Haliclona caerulea is a species of marine sponge in the family Chalinidae. It is an encrusting tubular sponge that grows anchored on rocky surfaces of coral reefs.

Name
The name of the species relates to its blue color: Latin caeruleus: cerulean blue, like the sky, or the ocean.

Morphology
Haliclona caerulea takes the form of an encrusting mass of cylindrical to volcano-shaped projections between 2 and 15 cm, with oscula at the high end. The oscula are circular or oval, and between 1.3 and 5.0 mm in diameter.  The body has radial symmetry and consists, on the outside, of flattened cells known as pinacocytes. The inner part is formed by cells called choanocytes, equipped with a flagellum.  These cells have a dual function: ingesting food particles, and maintaining the flow of water through the sponge's body. Between the two layers a more or less gelatinous substance called mesohyl.   Sclerocyte cells are responsible for secreting a kind of skeleton for supporting the sponge's body, formed of spongin fibers.

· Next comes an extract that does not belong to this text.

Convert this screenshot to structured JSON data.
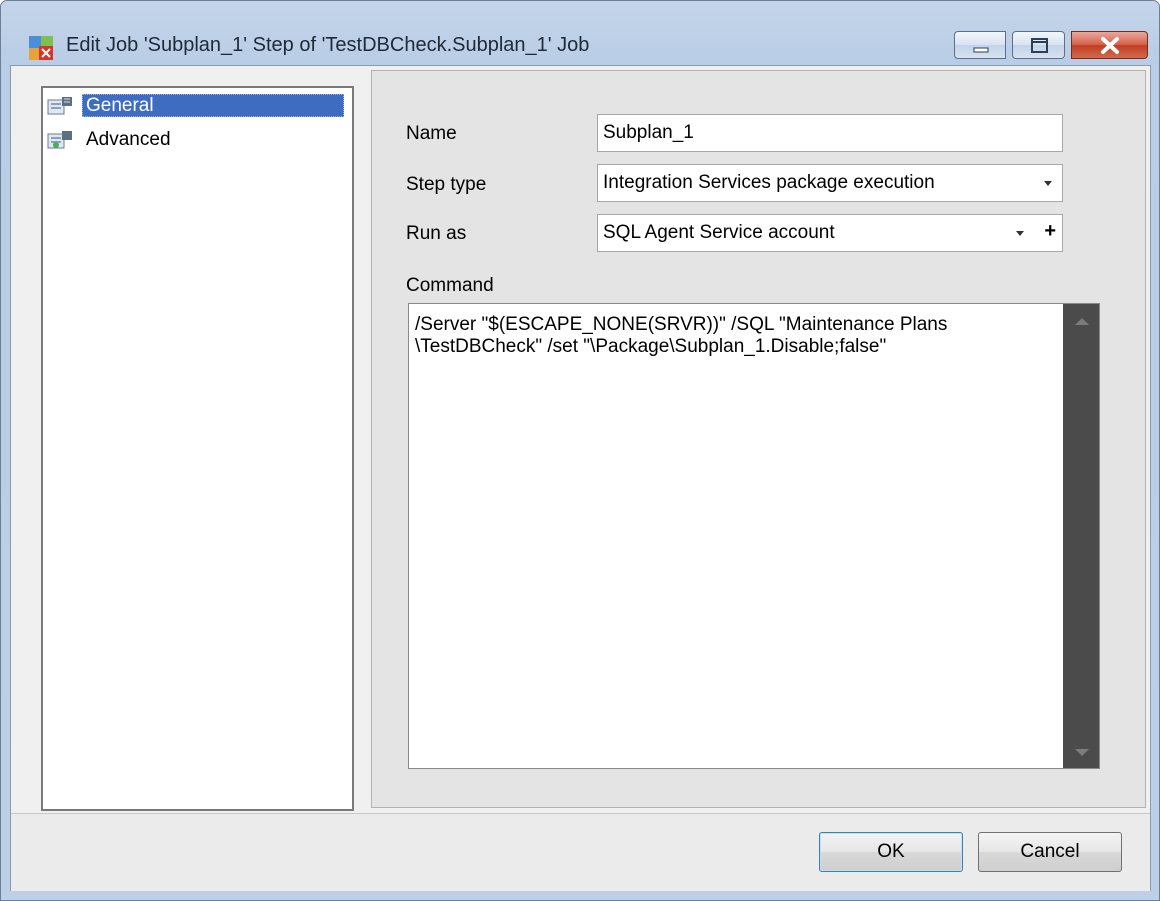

As its name suggests, the most common color is blue, but individuals may be beige or white.

Distribution
Its geographic distribution includes the western tropical Atlantic, from Florida and the Gulf of Mexico, to the Caribbean Sea, reaching the West Indies and the Pacific coast of Mexico and Panama. is also found on the islands of Hawaii and Guam, and its unintended introduction that reached these islands from biofouling on the hulls of ships.

Habitat and ecological roles
It is commonly seen growing in beds of the seagrass Thalassia, and in rocky coral rubble habitats. Studies reported their symbiosis with calcareous alga Jania adhaerens.

Aquaria
Haliclona cerulea can sometimes be found in the aquarium trade, often sold simply as "Haliclona sp."